O Espiritismo marcha a despeito de seus adversários numerosos que não tendo podido tomá-lo pela força, tentam tomá-lo pela astúcia; eles se insinuam por toda parte, sob todas as máscaras e até nas reuniões íntimas, na esperança de aí flagrar um fato ou uma palavra que muitas vezes terão provocado e que esperam explorar em seu proveito. Comprometer o Espiritismo e torná-lo ridículo, tal é a tática com cujo auxílio esperam desacreditá-lo a princípio, para mais tarde terem um pretexto para interditar, se possível, o seu exercício público. É a cilada contra a qual é preciso manter-se em guarda, porque está armada por todos os lados, e à qual, sem querer, dão a mão os que se deixam levar pelas sugestões dos Espíritos enganadores e mistificadores.

O meio de evitar essas maquinações é seguir o mais exatamente possível a linha de conduta traçada pela doutrina; sua moral, que é a sua parte essencial, é inatacável; praticando-a, não se dá ensejo a nenhuma crítica fundada e a agressão se torna mais odiosa. Apanhar os espíritas em falta e em contradição com os seus princípios seria uma grande sorte para os seus adversários; assim, vede como se empenham em acusar o Espiritismo de todas as aberrações e de todas as excentricidades pelas quais não podia ser responsável. A doutrina não é ambígua em nenhuma de suas partes; ela é clara, precisa, categórica nos mínimos detalhes; só a ignorância e a má-fé podem enganar-se sobre o que ela aprova ou condena. É, pois, um dever de todos os espíritas sinceros e devotados repudiar e desautorizar abertamente, em seu nome, os abusos de todo gênero que pudessem comprometê-la, a fim de não lhes assumir a responsabilidade; pactuar com os abusos seria tornar-se cúmplice e fornecer armas aos nossos adversários.
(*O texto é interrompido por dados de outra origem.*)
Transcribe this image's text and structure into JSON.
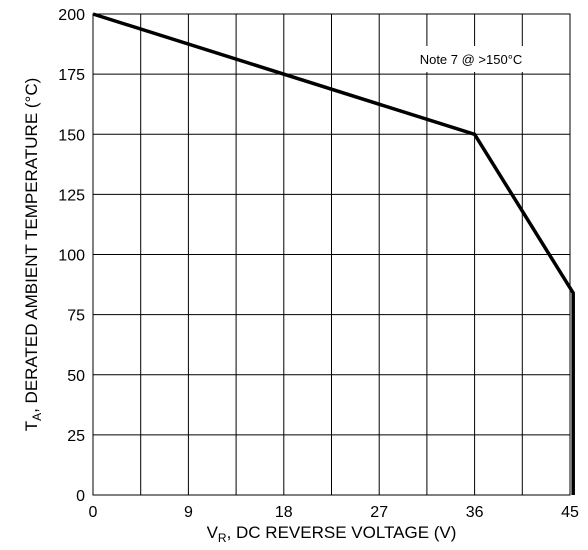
{
  "chart_data": {
    "type": "line",
    "xlabel": {
      "main": "V",
      "sub": "R",
      "rest": ", DC REVERSE VOLTAGE (V)"
    },
    "ylabel": {
      "main": "T",
      "sub": "A",
      "rest": ", DERATED AMBIENT TEMPERATURE (°C)"
    },
    "xlim": [
      0,
      45
    ],
    "ylim": [
      0,
      200
    ],
    "xticks": [
      0,
      9,
      18,
      27,
      36,
      45
    ],
    "yticks": [
      0,
      25,
      50,
      75,
      100,
      125,
      150,
      175,
      200
    ],
    "grid": true,
    "series": [
      {
        "x": [
          0,
          36,
          45.3,
          45.3
        ],
        "y": [
          200,
          150,
          84,
          0
        ],
        "color": "#000000"
      }
    ],
    "annotation": "Note 7 @ >150°C"
  }
}
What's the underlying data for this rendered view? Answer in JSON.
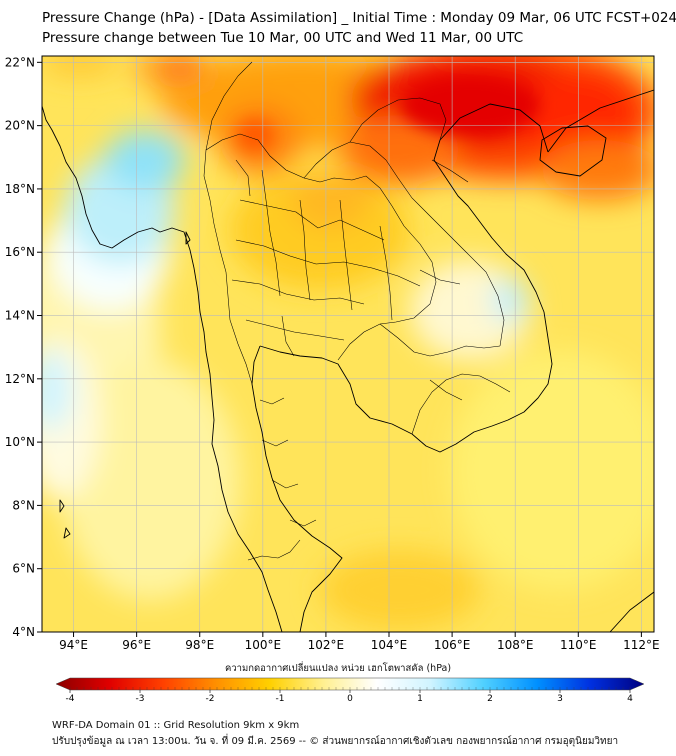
{
  "title_line1": "Pressure Change (hPa) - [Data Assimilation] _ Initial Time : Monday 09 Mar, 06 UTC FCST+024",
  "title_line2": "Pressure change between Tue 10 Mar, 00 UTC and Wed 11 Mar, 00 UTC",
  "lon_labels": [
    "94°E",
    "96°E",
    "98°E",
    "100°E",
    "102°E",
    "104°E",
    "106°E",
    "108°E",
    "110°E",
    "112°E"
  ],
  "lat_labels": [
    "22°N",
    "20°N",
    "18°N",
    "16°N",
    "14°N",
    "12°N",
    "10°N",
    "8°N",
    "6°N",
    "4°N"
  ],
  "lon_values": [
    94,
    96,
    98,
    100,
    102,
    104,
    106,
    108,
    110,
    112
  ],
  "lat_values": [
    22,
    20,
    18,
    16,
    14,
    12,
    10,
    8,
    6,
    4
  ],
  "extent": {
    "lon_min": 93.0,
    "lon_max": 112.4,
    "lat_min": 4.0,
    "lat_max": 22.2
  },
  "colorbar": {
    "title": "ความกดอากาศเปลี่ยนแปลง หน่วย เฮกโตพาสคัล (hPa)",
    "ticks": [
      "-4",
      "-3",
      "-2",
      "-1",
      "0",
      "1",
      "2",
      "3",
      "4"
    ],
    "tick_values": [
      -4,
      -3,
      -2,
      -1,
      0,
      1,
      2,
      3,
      4
    ],
    "min": -4,
    "max": 4,
    "colors_low_to_high": [
      "#8b0000",
      "#e00000",
      "#ff4000",
      "#ff9000",
      "#ffd000",
      "#fff090",
      "#ffffff",
      "#d0f4ff",
      "#50d0ff",
      "#0090ff",
      "#0030e0",
      "#000080"
    ]
  },
  "footer_line1": "WRF-DA Domain 01 :: Grid Resolution 9km x 9km",
  "footer_line2": "ปรับปรุงข้อมูล ณ เวลา 13:00น. วัน จ. ที่ 09 มี.ค. 2569 -- © ส่วนพยากรณ์อากาศเชิงตัวเลข กองพยากรณ์อากาศ กรมอุตุนิยมวิทยา",
  "colors": {
    "grid": "#bbbbbb",
    "coast": "#000000",
    "background_field": "#ffe45a"
  }
}
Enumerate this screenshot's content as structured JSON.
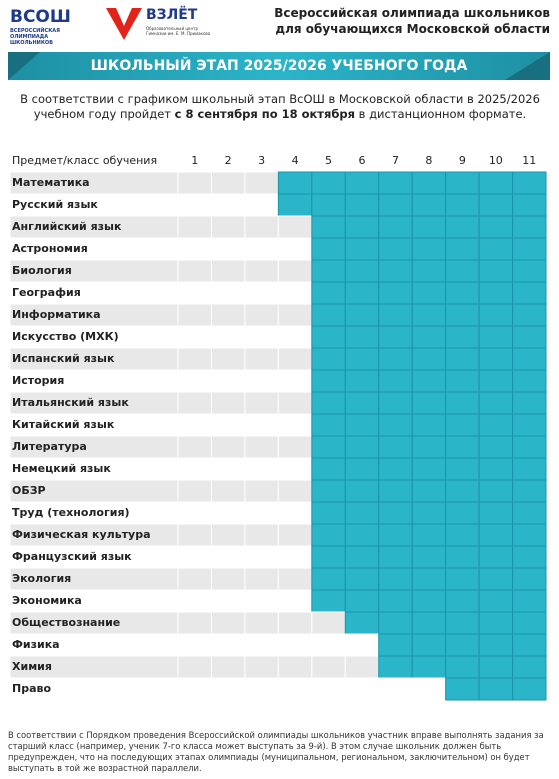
{
  "header": {
    "logo_vsosh": "ВСОШ",
    "logo_vsosh_sub": "ВСЕРОССИЙСКАЯ ОЛИМПИАДА ШКОЛЬНИКОВ",
    "logo_vzlet": "ВЗЛЁТ",
    "logo_vzlet_sub": "Образовательный центр Гимназии им. Е. М. Примакова",
    "title": "Всероссийская олимпиада школьников для обучающихся Московской области"
  },
  "banner": "ШКОЛЬНЫЙ ЭТАП 2025/2026 УЧЕБНОГО ГОДА",
  "intro": {
    "before": "В соответствии с графиком школьный этап ВсОШ в Московской области в 2025/2026 учебном году пройдет ",
    "bold": "с 8 сентября по 18 октября",
    "after": " в дистанционном формате."
  },
  "table": {
    "header": "Предмет/класс обучения",
    "grades": [
      1,
      2,
      3,
      4,
      5,
      6,
      7,
      8,
      9,
      10,
      11
    ],
    "highlight_color": "#2bb5c9",
    "rows": [
      {
        "subject": "Математика",
        "first_grade": 4
      },
      {
        "subject": "Русский язык",
        "first_grade": 4
      },
      {
        "subject": "Английский язык",
        "first_grade": 5
      },
      {
        "subject": "Астрономия",
        "first_grade": 5
      },
      {
        "subject": "Биология",
        "first_grade": 5
      },
      {
        "subject": "География",
        "first_grade": 5
      },
      {
        "subject": "Информатика",
        "first_grade": 5
      },
      {
        "subject": "Искусство (МХК)",
        "first_grade": 5
      },
      {
        "subject": "Испанский язык",
        "first_grade": 5
      },
      {
        "subject": "История",
        "first_grade": 5
      },
      {
        "subject": "Итальянский язык",
        "first_grade": 5
      },
      {
        "subject": "Китайский язык",
        "first_grade": 5
      },
      {
        "subject": "Литература",
        "first_grade": 5
      },
      {
        "subject": "Немецкий язык",
        "first_grade": 5
      },
      {
        "subject": "ОБЗР",
        "first_grade": 5
      },
      {
        "subject": "Труд (технология)",
        "first_grade": 5
      },
      {
        "subject": "Физическая культура",
        "first_grade": 5
      },
      {
        "subject": "Французский язык",
        "first_grade": 5
      },
      {
        "subject": "Экология",
        "first_grade": 5
      },
      {
        "subject": "Экономика",
        "first_grade": 5
      },
      {
        "subject": "Обществознание",
        "first_grade": 6
      },
      {
        "subject": "Физика",
        "first_grade": 7
      },
      {
        "subject": "Химия",
        "first_grade": 7
      },
      {
        "subject": "Право",
        "first_grade": 9
      }
    ]
  },
  "footnote": "В соответствии с Порядком проведения Всероссийской олимпиады школьников участник вправе выполнять задания за старший класс (например, ученик 7-го класса может выступать за 9-й). В этом случае школьник должен быть предупрежден, что на последующих этапах олимпиады (муниципальном, региональном, заключительном) он будет выступать в той же возрастной параллели."
}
Os períodos de transição são sempre difíceis de passar. O Espiritismo está nesse período; atravessá-lo-á com tanto menos dificuldade quanto mais os seus adeptos forem prudentes. Estamos em guerra; aí está o inimigo que espia, prestes a explorar o menor passo em falso em seu proveito e prestes a fazê-lo meter o pé na lama, se puder.
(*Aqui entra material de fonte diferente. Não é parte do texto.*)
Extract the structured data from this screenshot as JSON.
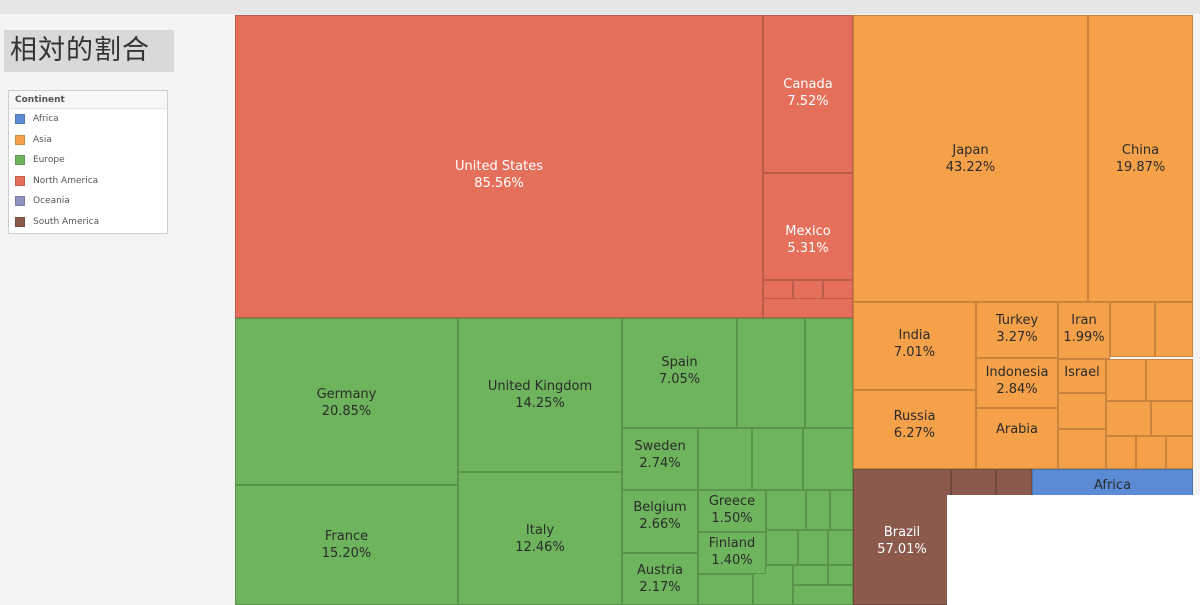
{
  "page": {
    "title": "相対的割合"
  },
  "legend": {
    "title": "Continent",
    "items": [
      {
        "label": "Africa",
        "color": "#5b8bd4"
      },
      {
        "label": "Asia",
        "color": "#f4a14a"
      },
      {
        "label": "Europe",
        "color": "#6eb45c"
      },
      {
        "label": "North America",
        "color": "#e4705b"
      },
      {
        "label": "Oceania",
        "color": "#8f93bf"
      },
      {
        "label": "South America",
        "color": "#8b5a4c"
      }
    ]
  },
  "chart_data": {
    "type": "treemap",
    "title": "相対的割合",
    "legend_title": "Continent",
    "legend_placement": "left",
    "grid": false,
    "colors": {
      "Africa": "#5b8bd4",
      "Asia": "#f4a14a",
      "Europe": "#6eb45c",
      "North America": "#e4705b",
      "Oceania": "#8f93bf",
      "South America": "#8b5a4c"
    },
    "groups": [
      {
        "name": "North America",
        "items": [
          {
            "name": "United States",
            "value": 85.56
          },
          {
            "name": "Canada",
            "value": 7.52
          },
          {
            "name": "Mexico",
            "value": 5.31
          }
        ]
      },
      {
        "name": "Asia",
        "items": [
          {
            "name": "Japan",
            "value": 43.22
          },
          {
            "name": "China",
            "value": 19.87
          },
          {
            "name": "India",
            "value": 7.01
          },
          {
            "name": "Russia",
            "value": 6.27
          },
          {
            "name": "Turkey",
            "value": 3.27
          },
          {
            "name": "Indonesia",
            "value": 2.84
          },
          {
            "name": "Iran",
            "value": 1.99
          },
          {
            "name": "Israel",
            "value": null
          },
          {
            "name": "Arabia",
            "value": null
          }
        ]
      },
      {
        "name": "Europe",
        "items": [
          {
            "name": "Germany",
            "value": 20.85
          },
          {
            "name": "France",
            "value": 15.2
          },
          {
            "name": "United Kingdom",
            "value": 14.25
          },
          {
            "name": "Italy",
            "value": 12.46
          },
          {
            "name": "Spain",
            "value": 7.05
          },
          {
            "name": "Sweden",
            "value": 2.74
          },
          {
            "name": "Belgium",
            "value": 2.66
          },
          {
            "name": "Austria",
            "value": 2.17
          },
          {
            "name": "Greece",
            "value": 1.5
          },
          {
            "name": "Finland",
            "value": 1.4
          }
        ]
      },
      {
        "name": "South America",
        "items": [
          {
            "name": "Brazil",
            "value": 57.01
          }
        ]
      },
      {
        "name": "Africa",
        "items": [
          {
            "name": "Africa",
            "value": null
          }
        ]
      }
    ]
  }
}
Contudo, não nos apressemos em atirar pedras ou em levantar a suspeita muito levianamente, e em aparências que poderiam ser enganosas. Aliás, a caridade torna a moderação um dever, mesmo para com aqueles que estão contra nós. Contudo, a sinceridade, mesmo em seus erros, tem atitudes de franqueza, com as quais não é possível equívoco, e que a falsidade jamais simulará completamente, porque mais cedo ou mais tarde põe as unhas de fora. Deus e os bons Espíritos permitem que ela se traia por seus próprios atos. Se uma dúvida atravessa o espírito, deve ser apenas um motivo para se manter em reserva, o que pode ser feito sem faltar às conveniências.